With an entire universe of hyphenated heroes to choose from, my wife declared the other day that she wants to be Ant-Man. I believe her desire was not based in the man part, but the ant part. Perhaps she wants to be Ant-Woman or Ant-Person, but definitely not the Wasp. Who wants to be a wasp? And, really, who wants to be an ant? People pretend to be impressed by their work ethic and strength, but at the end of the day those same people will step on them without a second thought. I would have to dig deeper.
Her announcement came before we went to watch Ant-Man and the Wasp on opening day. We had only the most vague recollection of watching the first movie, but we had a good lingering feeling about it. We knew we had liked it, but didn’t remember why. So we re-watched the original Ant-Man in preparation. Going to see a Marvel movie requires homework beforehand and afterwards a strong enough bladder to see what happens during the credits. So much discipline and effort.

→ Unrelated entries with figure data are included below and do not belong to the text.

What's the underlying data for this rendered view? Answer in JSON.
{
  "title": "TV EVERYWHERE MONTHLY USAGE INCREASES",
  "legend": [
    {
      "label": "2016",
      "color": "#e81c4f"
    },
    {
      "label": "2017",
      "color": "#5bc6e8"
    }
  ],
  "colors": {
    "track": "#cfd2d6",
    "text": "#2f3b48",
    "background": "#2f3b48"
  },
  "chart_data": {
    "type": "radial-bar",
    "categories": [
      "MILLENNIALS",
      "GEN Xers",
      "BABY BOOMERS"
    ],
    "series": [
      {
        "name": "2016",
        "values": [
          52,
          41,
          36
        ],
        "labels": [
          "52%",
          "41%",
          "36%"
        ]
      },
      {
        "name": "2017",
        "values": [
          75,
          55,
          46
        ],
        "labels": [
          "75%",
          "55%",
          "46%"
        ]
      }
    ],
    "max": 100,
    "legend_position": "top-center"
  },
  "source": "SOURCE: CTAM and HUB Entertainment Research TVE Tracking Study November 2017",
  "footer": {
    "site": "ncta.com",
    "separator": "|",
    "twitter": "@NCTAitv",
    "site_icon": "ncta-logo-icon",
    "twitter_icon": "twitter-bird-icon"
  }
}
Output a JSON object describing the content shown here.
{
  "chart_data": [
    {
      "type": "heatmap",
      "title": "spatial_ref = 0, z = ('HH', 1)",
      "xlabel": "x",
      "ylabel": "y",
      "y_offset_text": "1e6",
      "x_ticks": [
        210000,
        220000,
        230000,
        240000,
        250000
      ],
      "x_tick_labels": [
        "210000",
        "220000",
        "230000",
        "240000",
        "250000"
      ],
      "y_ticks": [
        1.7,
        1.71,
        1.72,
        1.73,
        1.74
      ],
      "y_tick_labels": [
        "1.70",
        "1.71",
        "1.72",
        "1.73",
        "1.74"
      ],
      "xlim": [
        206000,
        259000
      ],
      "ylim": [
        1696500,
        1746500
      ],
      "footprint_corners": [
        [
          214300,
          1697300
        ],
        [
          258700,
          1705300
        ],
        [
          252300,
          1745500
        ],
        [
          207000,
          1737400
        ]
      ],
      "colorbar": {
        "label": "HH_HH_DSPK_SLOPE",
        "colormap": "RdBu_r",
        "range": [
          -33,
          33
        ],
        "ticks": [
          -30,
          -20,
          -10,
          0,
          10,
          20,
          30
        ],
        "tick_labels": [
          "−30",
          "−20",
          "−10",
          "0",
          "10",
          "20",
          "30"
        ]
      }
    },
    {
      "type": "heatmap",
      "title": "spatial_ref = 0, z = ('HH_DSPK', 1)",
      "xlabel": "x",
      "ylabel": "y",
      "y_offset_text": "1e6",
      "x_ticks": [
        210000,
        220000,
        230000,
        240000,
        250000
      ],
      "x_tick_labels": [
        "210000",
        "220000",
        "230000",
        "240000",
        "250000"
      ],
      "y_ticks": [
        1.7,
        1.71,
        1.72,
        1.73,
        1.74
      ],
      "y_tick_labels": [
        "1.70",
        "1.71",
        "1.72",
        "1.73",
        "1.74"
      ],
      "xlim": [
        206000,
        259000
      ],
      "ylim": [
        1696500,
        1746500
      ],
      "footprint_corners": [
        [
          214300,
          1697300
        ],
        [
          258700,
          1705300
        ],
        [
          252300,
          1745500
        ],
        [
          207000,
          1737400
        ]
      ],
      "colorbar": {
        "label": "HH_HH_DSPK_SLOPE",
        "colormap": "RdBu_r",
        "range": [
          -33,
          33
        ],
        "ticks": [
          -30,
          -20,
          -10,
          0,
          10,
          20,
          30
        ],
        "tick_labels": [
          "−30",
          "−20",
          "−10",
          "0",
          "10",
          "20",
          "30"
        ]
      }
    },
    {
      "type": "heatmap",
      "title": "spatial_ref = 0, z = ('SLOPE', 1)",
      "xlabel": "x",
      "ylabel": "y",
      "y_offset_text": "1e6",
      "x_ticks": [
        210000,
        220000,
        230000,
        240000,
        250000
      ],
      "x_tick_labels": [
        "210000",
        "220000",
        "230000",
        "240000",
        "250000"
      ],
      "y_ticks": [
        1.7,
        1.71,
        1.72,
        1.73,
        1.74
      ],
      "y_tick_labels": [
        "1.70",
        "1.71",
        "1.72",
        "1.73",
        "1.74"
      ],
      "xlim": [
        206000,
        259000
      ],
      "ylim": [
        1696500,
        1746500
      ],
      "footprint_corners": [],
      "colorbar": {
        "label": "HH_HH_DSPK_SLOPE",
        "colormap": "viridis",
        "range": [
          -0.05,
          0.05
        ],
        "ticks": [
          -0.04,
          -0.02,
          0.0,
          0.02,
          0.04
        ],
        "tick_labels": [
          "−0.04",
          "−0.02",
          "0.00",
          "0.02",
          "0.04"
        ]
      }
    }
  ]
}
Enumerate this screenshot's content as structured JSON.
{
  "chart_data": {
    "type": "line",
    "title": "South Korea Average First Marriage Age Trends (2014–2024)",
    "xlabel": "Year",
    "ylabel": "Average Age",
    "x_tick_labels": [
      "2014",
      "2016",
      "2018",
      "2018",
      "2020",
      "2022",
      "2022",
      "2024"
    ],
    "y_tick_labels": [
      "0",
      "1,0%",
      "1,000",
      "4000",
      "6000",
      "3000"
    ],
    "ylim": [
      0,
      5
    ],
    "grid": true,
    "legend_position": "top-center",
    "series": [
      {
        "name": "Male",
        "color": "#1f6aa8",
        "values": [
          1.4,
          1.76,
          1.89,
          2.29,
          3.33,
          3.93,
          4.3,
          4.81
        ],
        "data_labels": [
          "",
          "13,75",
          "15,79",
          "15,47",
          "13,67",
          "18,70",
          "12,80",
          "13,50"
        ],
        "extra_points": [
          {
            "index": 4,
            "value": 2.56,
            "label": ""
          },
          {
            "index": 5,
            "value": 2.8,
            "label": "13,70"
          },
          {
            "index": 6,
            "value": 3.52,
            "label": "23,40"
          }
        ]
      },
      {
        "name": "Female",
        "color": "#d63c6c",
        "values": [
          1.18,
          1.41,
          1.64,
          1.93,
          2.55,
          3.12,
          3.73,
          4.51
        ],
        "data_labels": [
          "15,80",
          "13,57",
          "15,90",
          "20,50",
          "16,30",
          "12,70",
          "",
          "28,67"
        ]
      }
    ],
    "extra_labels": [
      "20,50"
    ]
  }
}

During the review session with the original film, my wife, L, repeated her goal and elaborated a bit. It wasn’t his sense of humor, his quirky friends, his cool suit, or his dedication to family that appealed to her. It was his ability to get really small while still packing a punch. “I’d crawl in all sorts of places and punch people in the face,” she said matter-of-factly. I looked down suspiciously at the bruise on my calf.
“Why don’t you just become invisible?” I asked naively.
“I’d still be the same size. Harder to sneak in places. Besides, I don’t want to be wandering around naked–invisible or not. My luck, I would become visible in a church or something.” I imagined her failed mission to punch a priest in the face. Obviously, she had thought this through. Seeking vengeance and exacting justice on bad people without the possibility of being seen must be her goal. She wants to be a physical computer hacker.
Soon we were at the new movie, reclining as far as possible in those new movie seats that everyone has now and that seem so comfortable until you start imagining the body that reclined before you. We enjoyed the new Ant-Man in much the same way we enjoyed the first–knowing that we will soon forget the details but will have lingering happy thoughts about going again when the next one comes out, maybe Ant-Man, the Wasp, and The Stink Bug. Or maybe Ant-Man, the Wasp, and L. Her goal of becoming a super-powered ant was cemented and intensified by watching the latest movie.
“When he gets big, he gets tired,” I said.
“Well, he shouldn’t get big,” she said.
L figures small is the key advantage Ant-Man has. She has no desire to go into the quantum realm of weirdness or smash cars like the giant Stay Puft Marshmallow Man. Those elements in the Ant-Man movies are distracting for her and reflect a lack of imagination and appreciation for being ant-sized on the part of the writers. She doesn’t want to be the Ant-Man that continuously pulls off his mask. She wants anonymity. She wants to be able to crawl into places and see what’s going on, hear what people are saying–with or without punching.
“Oh, and I would like being able to control the ants,” she says. In her eyes I see her fantasizing about calling on huge ant armies to do her bidding–cover cars, crawl in the ears of evil-doers, pick up her chap stick when it falls to the ground.
She is Ant-Man. I watch a line of ants serpentine on the floor of the porch and wonder if she is leading them on a secret mission.